Wavelength is a fundamental concept in understanding the photoelectric effect. It's the distance between two consecutive peaks of a wave, such as a light wave. In the context of the photoelectric effect, the wavelength of the incident light determines if electrons can be ejected from a surface when the light hits it.
The photoelectric equation, which links wavelength to energy, is given by:

• \( E = \frac{hc}{\lambda} \)

Here, \( E \) is the energy of the photons, \( h \) is Planck's constant \( (6.626 \times 10^{-34} \, \text{Js}) \), and \( c \) is the speed of light \( (3.00 \times 10^{8} \, \text{m/s}) \).
For electrons to be emitted, the energy of the incident photons (light) must be greater than or equal to the work function of the material, which translates into a shorter wavelength being necessary. The longer the wavelength, the less energy the photon carries.

The work function is a crucial parameter in the photoelectric effect and can be thought of as the threshold energy needed to eject an electron from the surface of a material. It's often symbolized as \( \phi \) and is usually measured in electronvolts (eV).

• For silicon, the work function is approximately 4.7 eV.

This value is the minimum energy a photon must have to release an electron. If the photon's energy is less than the work function, no electrons will be emitted.
Conversion of the work function to joules is often necessary for calculations, as in the given problem where 4.7 eV is converted to \( 7.5294 \times 10^{-19} \, \text{J} \), utilizing the conversion factor \( 1 \, \text{eV} = 1.602 \times 10^{-19} \, \text{J} \).
Understanding the work function helps in determining the threshold wavelength below which light will cause electron ejection.

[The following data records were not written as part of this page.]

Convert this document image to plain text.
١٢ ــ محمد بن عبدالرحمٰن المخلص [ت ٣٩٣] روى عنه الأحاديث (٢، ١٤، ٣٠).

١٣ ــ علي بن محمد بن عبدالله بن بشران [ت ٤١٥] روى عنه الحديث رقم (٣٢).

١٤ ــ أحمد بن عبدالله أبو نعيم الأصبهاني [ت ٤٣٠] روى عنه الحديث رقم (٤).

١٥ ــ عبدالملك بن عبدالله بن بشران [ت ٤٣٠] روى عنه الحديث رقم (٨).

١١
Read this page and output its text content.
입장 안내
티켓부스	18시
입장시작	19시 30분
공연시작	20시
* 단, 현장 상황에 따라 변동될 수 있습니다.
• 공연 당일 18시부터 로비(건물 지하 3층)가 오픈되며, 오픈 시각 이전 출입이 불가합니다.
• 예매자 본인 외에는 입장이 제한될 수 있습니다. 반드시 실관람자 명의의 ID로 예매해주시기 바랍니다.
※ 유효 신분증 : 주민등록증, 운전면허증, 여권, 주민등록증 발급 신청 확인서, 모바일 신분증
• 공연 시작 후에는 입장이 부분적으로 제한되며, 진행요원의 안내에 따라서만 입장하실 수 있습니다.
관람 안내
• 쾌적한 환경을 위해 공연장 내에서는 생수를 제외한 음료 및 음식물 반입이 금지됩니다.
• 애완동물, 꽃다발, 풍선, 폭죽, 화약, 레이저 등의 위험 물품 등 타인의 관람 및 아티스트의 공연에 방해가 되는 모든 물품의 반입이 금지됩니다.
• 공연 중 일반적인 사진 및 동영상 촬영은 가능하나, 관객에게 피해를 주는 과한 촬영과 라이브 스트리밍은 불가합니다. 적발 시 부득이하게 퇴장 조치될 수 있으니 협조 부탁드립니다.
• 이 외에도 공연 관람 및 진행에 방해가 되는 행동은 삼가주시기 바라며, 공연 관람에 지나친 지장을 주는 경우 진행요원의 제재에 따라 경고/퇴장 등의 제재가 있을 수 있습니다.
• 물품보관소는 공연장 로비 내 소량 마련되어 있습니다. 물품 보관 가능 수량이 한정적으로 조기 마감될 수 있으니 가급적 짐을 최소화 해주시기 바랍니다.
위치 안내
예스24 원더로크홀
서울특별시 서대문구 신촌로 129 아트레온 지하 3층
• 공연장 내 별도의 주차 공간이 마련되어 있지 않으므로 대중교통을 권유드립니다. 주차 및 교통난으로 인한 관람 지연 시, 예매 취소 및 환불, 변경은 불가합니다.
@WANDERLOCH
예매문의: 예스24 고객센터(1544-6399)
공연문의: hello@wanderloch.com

In the photoelectric effect, the kinetic energy of the ejected electrons is an important metric. It represents the excess energy that the electrons have after overcoming the work function. This kinetic energy can be calculated using the equation:

• \( K_{\text{max}} = hu - \phi \)

where \( u \) is the frequency of the light. Alternatively, when the stopping voltage \( V \) is known, the kinetic energy can be expressed as:

• \( K_{\text{max}} = eV \)

Where \( e = 1.602 \times 10^{-19} \, \text{C} \) is the elementary charge and \( V \) is the reversing potential applied to halt the photoelectrons.
In our exercise, the reversing potential is 3.50 V, yielding a kinetic energy \( K_{\text{max}} \approx 5.607 \times 10^{-19} \, \text{J} \), equivalent to 3.50 eV. This value quantifies how fast the ejected electrons are traveling when they reach the anode.

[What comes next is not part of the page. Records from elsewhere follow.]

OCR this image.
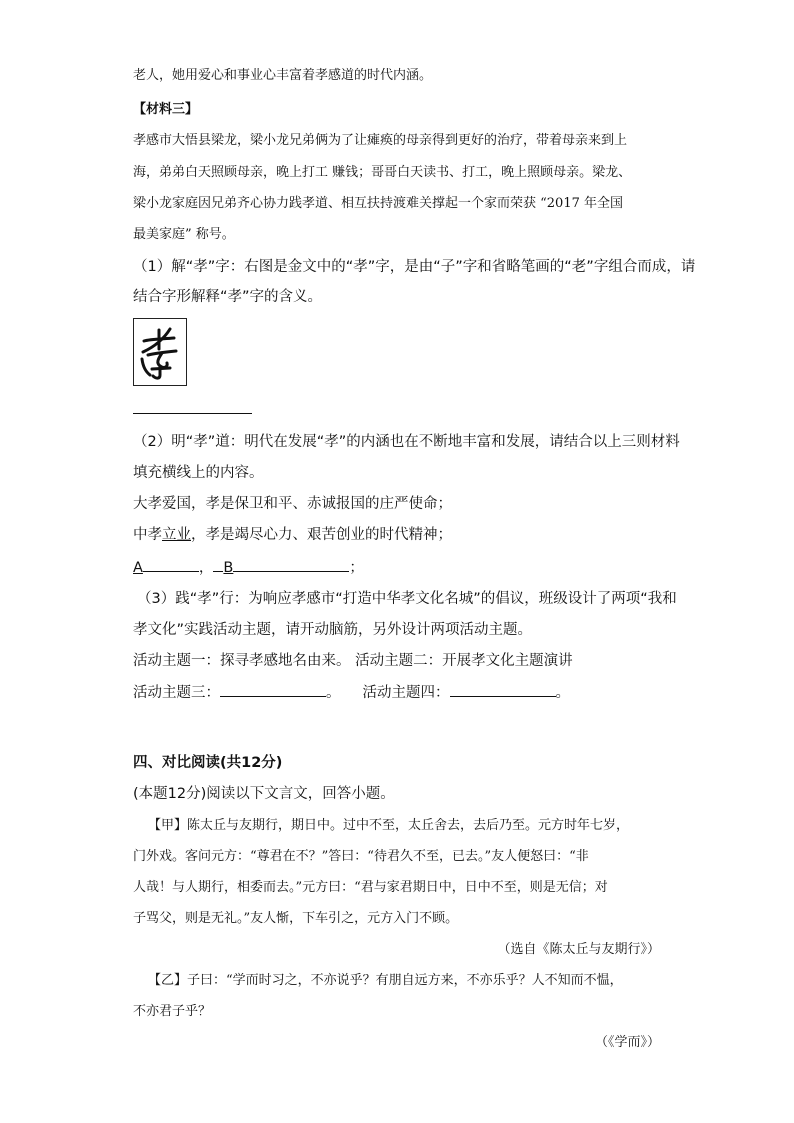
老人，她用爱心和事业心丰富着孝感道的时代内涵。
【材料三】
孝感市大悟县梁龙，梁小龙兄弟俩为了让瘫痪的母亲得到更好的治疗，带着母亲来到上
海，弟弟白天照顾母亲，晚上打工 赚钱；哥哥白天读书、打工，晚上照顾母亲。梁龙、
梁小龙家庭因兄弟齐心协力践孝道、相互扶持渡难关撑起一个家而荣获 “2017 年全国
最美家庭” 称号。
（1）解“孝”字：右图是金文中的“孝”字，是由“子”字和省略笔画的“老”字组合而成，请
结合字形解释“孝”字的含义。
（2）明“孝”道：明代在发展“孝”的内涵也在不断地丰富和发展，请结合以上三则材料
填充横线上的内容。
大孝爱国，孝是保卫和平、赤诚报国的庄严使命；
中孝立业，孝是竭尽心力、艰苦创业的时代精神；
A	， B	；
（3）践“孝”行：为响应孝感市“打造中华孝文化名城”的倡议，班级设计了两项“我和
孝文化”实践活动主题，请开动脑筋，另外设计两项活动主题。
活动主题一：探寻孝感地名由来。 活动主题二：开展孝文化主题演讲
活动主题三：	。 活动主题四：	。
四、对比阅读(共12分)
(本题12分)阅读以下文言文，回答小题。
【甲】陈太丘与友期行，期日中。过中不至，太丘舍去，去后乃至。元方时年七岁，
门外戏。客问元方：“尊君在不？”答曰：“待君久不至，已去。”友人便怒曰：“非
人哉！与人期行，相委而去。”元方曰：“君与家君期日中，日中不至，则是无信；对
子骂父，则是无礼。”友人惭，下车引之，元方入门不顾。
（选自《陈太丘与友期行》）
【乙】子曰：“学而时习之，不亦说乎？有朋自远方来，不亦乐乎？人不知而不愠，
不亦君子乎？
（《学而》）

When discussing the photoelectric effect, knowing the material or surface from which electrons are being ejected is vital. Each material has a unique work function value that informs whether light of a particular wavelength can eject electrons. In this case, we are examining a silicon surface.
Silicon is widely used in electronics and photovoltaics, making its photoelectric properties significant for applications like solar cells. It requires photons with energies at least as large as its work function \( (4.7 \, \text{eV}) \) for electron emission.
In the photoelectric effect apparatus, silicon's work function affects the range of light wavelengths that can successfully free electrons from its surface. This is why understanding the specific properties of the silicon surface aids in configuring systems where the photoelectric effect is utilized for energy or information transfer.